I'd like to do this by overloading the .loc[x, y]
method of the pandas DataFrame but I can't work out how to do this!
At the moment I have:
import pandas as pd
pd.set_option('io.hdf.default_format','table')
class DataBase(pd.DataFrame):
"""DataBase Object which can be updated by external api"""
def __init__(self, path, api=None):
super(DataBase, self).__init__(pd.read_hdf('store.h5','df'))
self.api = api
I may want to change the __init__
function to include a where
argument so I can read only what I need to.
I can't think of a way to overload the .loc
method properly!
Also, hdf5 is just one method. I'd like to retain the ability to use any other storage methods like sql, or even csv if necessary
Upvotes: 2
Views: 2248
Reputation: 33
Adding years later to the answer above, if you ever end up overloading the basic pandas classes, you can override some constructor properties to ensure that the new class is sustained through the standard pandas manipulations, from the Internals:
e.g.:
@property
def _constructor(self):
return MyDataFrame
Upvotes: 1
Reputation: 40713
loc
is a property that creates returns a name called _loc
if its not None
else it creates a pandas.core.indexing._LocIndexer
on demand.

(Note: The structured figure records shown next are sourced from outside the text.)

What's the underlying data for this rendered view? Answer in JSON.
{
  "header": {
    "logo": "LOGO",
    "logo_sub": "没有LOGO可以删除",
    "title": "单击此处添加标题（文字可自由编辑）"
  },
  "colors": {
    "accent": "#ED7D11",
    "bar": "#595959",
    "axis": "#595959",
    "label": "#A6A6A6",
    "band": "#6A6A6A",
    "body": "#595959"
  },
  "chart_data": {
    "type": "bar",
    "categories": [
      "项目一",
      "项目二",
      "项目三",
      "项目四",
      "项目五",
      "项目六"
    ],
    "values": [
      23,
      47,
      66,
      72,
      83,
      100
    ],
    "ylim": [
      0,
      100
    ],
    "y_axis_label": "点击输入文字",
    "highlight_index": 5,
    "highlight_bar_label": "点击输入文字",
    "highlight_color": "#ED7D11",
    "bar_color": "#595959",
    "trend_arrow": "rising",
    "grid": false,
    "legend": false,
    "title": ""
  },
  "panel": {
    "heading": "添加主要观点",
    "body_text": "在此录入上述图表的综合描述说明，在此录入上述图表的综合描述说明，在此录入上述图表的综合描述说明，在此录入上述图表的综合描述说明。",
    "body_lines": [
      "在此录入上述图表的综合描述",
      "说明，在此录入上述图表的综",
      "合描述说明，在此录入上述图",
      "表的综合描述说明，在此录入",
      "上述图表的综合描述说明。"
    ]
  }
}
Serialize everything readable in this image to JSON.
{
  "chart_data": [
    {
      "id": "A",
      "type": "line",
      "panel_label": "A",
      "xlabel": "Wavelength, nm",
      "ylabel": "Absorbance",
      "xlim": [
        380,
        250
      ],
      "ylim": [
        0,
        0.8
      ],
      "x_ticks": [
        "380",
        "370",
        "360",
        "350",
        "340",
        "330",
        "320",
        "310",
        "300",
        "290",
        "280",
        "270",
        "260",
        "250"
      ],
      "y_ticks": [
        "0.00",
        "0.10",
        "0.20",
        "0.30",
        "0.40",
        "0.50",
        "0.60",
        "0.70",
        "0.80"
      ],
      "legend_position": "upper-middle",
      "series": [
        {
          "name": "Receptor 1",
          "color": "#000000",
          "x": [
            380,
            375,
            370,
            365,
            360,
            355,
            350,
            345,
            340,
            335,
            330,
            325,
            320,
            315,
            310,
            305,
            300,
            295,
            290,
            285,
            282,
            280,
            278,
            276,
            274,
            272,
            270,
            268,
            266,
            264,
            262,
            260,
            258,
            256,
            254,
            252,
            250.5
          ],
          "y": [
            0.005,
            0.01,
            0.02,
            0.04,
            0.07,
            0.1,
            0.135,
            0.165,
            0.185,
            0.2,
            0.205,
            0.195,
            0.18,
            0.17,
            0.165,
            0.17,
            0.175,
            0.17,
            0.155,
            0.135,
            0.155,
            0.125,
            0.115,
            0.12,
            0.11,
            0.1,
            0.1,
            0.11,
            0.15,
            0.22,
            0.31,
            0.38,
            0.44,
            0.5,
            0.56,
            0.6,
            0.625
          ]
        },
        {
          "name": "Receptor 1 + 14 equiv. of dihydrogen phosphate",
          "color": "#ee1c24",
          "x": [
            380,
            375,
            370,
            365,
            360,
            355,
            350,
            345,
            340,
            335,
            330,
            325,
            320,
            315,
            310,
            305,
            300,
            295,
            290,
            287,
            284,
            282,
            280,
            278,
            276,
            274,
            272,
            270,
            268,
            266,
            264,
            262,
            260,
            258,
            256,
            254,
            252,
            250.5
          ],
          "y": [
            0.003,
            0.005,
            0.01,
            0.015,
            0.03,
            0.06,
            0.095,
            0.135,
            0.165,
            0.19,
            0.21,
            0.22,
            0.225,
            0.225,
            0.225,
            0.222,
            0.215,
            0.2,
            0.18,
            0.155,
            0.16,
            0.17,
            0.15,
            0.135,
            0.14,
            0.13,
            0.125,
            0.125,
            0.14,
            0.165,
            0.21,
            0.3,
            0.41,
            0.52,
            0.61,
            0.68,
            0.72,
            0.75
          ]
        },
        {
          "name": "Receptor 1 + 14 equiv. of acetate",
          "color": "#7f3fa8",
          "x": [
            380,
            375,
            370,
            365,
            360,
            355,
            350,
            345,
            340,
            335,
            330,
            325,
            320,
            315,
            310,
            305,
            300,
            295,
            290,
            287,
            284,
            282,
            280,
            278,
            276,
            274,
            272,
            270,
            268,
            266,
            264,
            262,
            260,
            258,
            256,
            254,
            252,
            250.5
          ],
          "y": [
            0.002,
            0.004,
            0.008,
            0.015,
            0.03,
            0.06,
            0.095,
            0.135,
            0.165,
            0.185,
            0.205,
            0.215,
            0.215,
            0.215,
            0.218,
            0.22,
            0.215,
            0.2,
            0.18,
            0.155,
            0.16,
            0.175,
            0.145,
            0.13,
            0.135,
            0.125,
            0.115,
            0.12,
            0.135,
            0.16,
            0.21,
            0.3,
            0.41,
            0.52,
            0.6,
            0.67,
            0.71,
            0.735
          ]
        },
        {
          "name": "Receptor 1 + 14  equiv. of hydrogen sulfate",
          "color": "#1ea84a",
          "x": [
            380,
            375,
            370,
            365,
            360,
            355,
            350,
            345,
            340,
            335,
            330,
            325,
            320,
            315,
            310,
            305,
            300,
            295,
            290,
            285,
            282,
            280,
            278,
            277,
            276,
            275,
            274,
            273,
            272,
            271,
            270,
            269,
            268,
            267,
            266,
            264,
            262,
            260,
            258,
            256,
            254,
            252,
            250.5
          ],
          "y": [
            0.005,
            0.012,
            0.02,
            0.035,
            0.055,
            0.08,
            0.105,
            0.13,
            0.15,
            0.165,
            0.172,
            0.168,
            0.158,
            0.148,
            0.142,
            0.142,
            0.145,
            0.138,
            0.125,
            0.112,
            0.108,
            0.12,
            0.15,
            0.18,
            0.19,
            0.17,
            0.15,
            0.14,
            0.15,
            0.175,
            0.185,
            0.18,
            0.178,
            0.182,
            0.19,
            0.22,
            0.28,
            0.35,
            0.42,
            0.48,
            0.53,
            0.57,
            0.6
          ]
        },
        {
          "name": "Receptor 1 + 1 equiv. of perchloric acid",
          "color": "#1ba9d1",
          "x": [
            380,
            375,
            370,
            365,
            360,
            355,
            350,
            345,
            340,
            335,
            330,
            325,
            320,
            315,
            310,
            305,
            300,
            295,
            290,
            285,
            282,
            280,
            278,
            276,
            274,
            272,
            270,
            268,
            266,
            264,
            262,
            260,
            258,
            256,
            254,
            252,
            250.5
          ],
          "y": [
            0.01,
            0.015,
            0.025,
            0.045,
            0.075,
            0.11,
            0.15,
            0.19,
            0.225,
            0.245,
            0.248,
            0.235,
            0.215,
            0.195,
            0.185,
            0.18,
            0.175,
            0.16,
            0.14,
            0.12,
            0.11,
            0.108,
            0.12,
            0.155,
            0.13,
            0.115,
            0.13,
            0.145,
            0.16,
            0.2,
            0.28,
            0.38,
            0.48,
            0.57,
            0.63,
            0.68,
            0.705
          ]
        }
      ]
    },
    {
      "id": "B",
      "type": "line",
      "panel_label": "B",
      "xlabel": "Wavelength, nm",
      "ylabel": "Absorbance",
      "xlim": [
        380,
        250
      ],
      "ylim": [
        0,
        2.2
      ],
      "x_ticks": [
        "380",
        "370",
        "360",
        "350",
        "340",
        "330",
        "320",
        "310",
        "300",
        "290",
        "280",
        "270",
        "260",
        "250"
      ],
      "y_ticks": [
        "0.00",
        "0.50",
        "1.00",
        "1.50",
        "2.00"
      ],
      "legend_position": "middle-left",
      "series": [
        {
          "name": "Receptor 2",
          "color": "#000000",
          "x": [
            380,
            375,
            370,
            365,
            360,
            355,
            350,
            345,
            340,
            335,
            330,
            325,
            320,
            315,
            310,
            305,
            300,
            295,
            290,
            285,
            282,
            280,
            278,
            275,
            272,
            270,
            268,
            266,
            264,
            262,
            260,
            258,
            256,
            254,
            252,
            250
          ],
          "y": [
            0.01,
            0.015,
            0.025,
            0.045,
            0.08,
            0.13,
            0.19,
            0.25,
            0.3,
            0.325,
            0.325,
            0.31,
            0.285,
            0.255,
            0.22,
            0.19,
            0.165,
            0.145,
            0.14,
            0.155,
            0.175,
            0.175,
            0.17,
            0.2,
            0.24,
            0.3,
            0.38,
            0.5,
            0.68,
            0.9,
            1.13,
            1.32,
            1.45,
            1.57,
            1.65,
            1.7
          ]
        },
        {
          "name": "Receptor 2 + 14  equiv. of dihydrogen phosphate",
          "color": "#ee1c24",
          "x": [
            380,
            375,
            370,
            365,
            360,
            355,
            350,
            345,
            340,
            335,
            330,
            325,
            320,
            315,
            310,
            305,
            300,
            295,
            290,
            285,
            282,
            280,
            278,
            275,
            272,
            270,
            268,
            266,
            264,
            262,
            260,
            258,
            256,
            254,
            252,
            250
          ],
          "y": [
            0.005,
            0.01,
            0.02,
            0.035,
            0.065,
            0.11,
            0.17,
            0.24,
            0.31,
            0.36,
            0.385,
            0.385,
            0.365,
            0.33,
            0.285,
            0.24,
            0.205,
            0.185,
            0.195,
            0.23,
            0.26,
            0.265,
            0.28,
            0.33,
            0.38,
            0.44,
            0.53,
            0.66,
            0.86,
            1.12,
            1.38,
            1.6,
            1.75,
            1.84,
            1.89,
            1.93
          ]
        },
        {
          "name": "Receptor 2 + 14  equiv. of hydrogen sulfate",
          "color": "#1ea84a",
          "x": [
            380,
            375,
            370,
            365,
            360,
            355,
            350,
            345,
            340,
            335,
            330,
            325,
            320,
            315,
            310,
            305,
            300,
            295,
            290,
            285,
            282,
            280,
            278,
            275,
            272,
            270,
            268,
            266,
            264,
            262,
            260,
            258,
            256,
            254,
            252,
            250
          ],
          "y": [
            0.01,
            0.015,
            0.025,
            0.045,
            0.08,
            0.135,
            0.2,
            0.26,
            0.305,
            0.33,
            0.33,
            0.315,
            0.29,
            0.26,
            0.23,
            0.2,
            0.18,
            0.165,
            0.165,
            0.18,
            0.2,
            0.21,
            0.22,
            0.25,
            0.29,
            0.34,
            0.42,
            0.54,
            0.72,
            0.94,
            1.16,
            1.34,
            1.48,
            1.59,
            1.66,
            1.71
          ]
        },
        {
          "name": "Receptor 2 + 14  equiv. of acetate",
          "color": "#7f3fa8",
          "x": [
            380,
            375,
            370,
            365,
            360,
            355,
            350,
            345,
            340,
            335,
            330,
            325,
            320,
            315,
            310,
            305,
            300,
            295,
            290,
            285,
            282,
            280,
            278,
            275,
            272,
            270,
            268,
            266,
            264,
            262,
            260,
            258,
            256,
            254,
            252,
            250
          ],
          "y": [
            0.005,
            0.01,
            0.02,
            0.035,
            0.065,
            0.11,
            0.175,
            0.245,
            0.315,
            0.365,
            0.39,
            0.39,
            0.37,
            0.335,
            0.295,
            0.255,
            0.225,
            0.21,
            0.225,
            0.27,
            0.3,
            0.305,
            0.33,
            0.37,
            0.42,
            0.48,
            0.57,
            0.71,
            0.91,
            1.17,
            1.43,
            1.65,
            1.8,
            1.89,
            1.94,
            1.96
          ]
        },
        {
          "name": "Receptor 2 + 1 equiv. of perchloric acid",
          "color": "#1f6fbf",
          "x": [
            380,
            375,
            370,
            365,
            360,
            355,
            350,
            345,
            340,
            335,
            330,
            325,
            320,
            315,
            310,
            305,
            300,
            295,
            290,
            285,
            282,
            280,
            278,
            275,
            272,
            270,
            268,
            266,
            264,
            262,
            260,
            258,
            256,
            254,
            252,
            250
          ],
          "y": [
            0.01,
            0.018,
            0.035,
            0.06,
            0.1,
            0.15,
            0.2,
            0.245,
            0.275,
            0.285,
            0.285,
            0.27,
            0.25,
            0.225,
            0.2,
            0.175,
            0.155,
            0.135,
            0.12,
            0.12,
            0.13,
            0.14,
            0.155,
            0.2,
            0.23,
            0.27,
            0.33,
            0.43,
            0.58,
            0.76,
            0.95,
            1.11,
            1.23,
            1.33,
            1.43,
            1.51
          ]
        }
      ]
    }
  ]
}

Indexers, by default have access to the DataFrame that created them, so you can modify the DataFrame on a key miss.
You can override the behaviour of DataFrame.loc
by subclassing DataFrame
and _LocIndexer
as thus.
class MyLocIndexer(_LocIndexer):
def __getitem__(self, key):
try:
return super().__getitem__(key)
except KeyError:
item = db.fetch_item(key)
self[key] = item
return item
# `return self[key]' is better as it also works when accessing a
# whole axis
class MyDataFrame(DataFrame):
def __init__(self, *args, **kwargs):
super().__init__(*args, **kwargs)
self._loc = MyLocIndexer(self, "loc")
The above is written in python3, so you will have to fix the super statements if you are using python2.
Upvotes: 4